Pour appréhender les facettes politique, sociale, économique et culturelle de l'ère napoléonienne, qui n'en manqua pas, il vaudra donc mieux se tourner vers d'autres films plus inspirés et plus attentifs à ces réalités dont certaines, en France au moins, restent d'actualité comme ces centaines d'articles du Code civil, dit Code Napoléon. Mais le film matriciel demeure assurément celui qu'Abel Gance réalisa en 1927 et qui retrace le parcours de Bonaparte de 1781 à 1796 : un film qui dure plus de cinq heures, conçu pour être projeté sur trois écrans géants et qui devrait renaître en 2024 après un travail de restauration à la hauteur de la démesure du projet initial.

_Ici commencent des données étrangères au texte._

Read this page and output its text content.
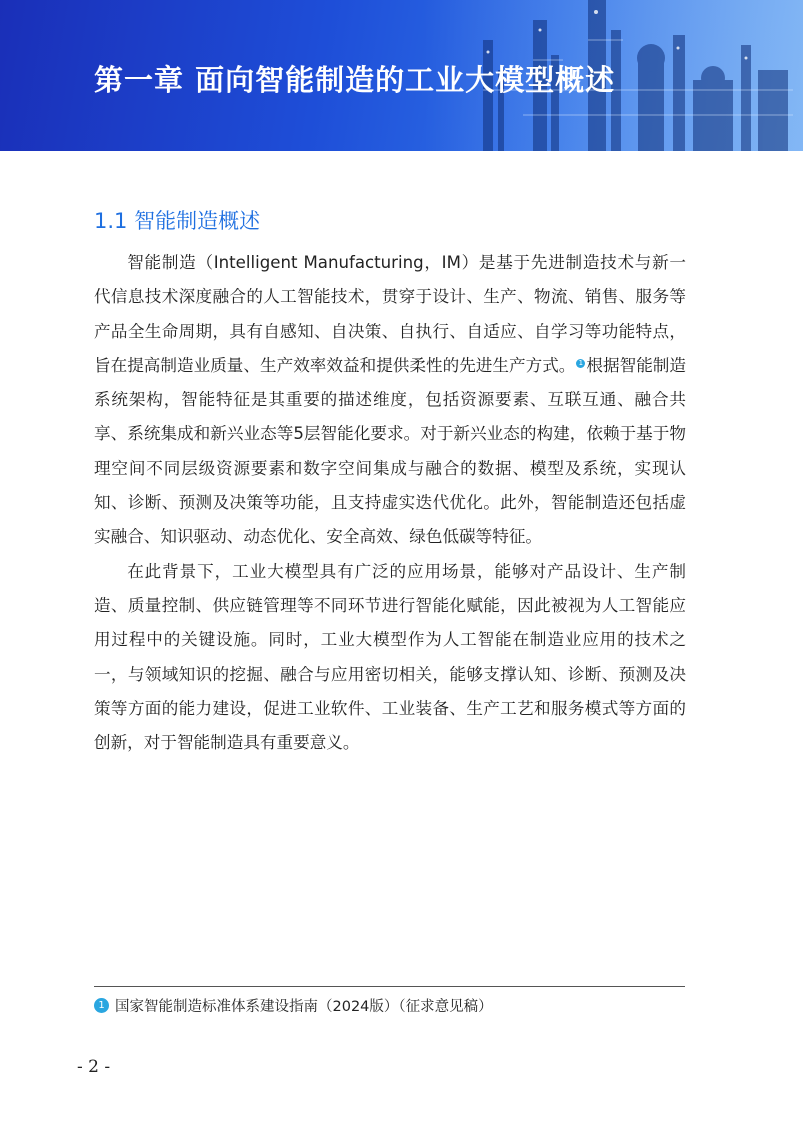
第一章 面向智能制造的工业大模型概述
1.1 智能制造概述

智能制造（Intelligent Manufacturing，IM）是基于先进制造技术与新一代信息技术深度融合的人工智能技术，贯穿于设计、生产、物流、销售、服务等产品全生命周期，具有自感知、自决策、自执行、自适应、自学习等功能特点，旨在提高制造业质量、生产效率效益和提供柔性的先进生产方式。 1 根据智能制造系统架构，智能特征是其重要的描述维度，包括资源要素、互联互通、融合共享、系统集成和新兴业态等5层智能化要求。对于新兴业态的构建，依赖于基于物理空间不同层级资源要素和数字空间集成与融合的数据、模型及系统，实现认知、诊断、预测及决策等功能，且支持虚实迭代优化。此外，智能制造还包括虚实融合、知识驱动、动态优化、安全高效、绿色低碳等特征。

在此背景下，工业大模型具有广泛的应用场景，能够对产品设计、生产制造、质量控制、供应链管理等不同环节进行智能化赋能，因此被视为人工智能应用过程中的关键设施。同时，工业大模型作为人工智能在制造业应用的技术之一，与领域知识的挖掘、融合与应用密切相关，能够支撑认知、诊断、预测及决策等方面的能力建设，促进工业软件、工业装备、生产工艺和服务模式等方面的创新，对于智能制造具有重要意义。

1 国家智能制造标准体系建设指南（2024版）（征求意见稿）
- 2 -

On reverra également avec plaisir le bavardage étourdissant de la saga Napoléon vue par Sacha Guitry ou bien encore le jeu fiévreux de Patrice Chéreau habitant littéralement son personnage dans Adieu Bonaparte de Youssef Chahine. Pour l'heure, il s'agit de découvrir l'interprétation de Joaquin Phoenix, qui traverse curieusement le film de Ridley Scott avec des allures de dictateur et de despote aux réactions parfois enfantines. Alexandre Dumas affirma un jour qu'on pouvait violer l'Histoire à condition de lui faire de beaux enfants. Disons que le Napoléon de Ridley Scott, à défaut d'être vraiment beau, se révèle définitivement spectaculaire.

Napoléon, de Ridley Scott, avec Joaquin Phoenix, Vanessa Kirby, Tahar Rahim et Rupert Everett, 2 h 39. Au cinéma mercredi.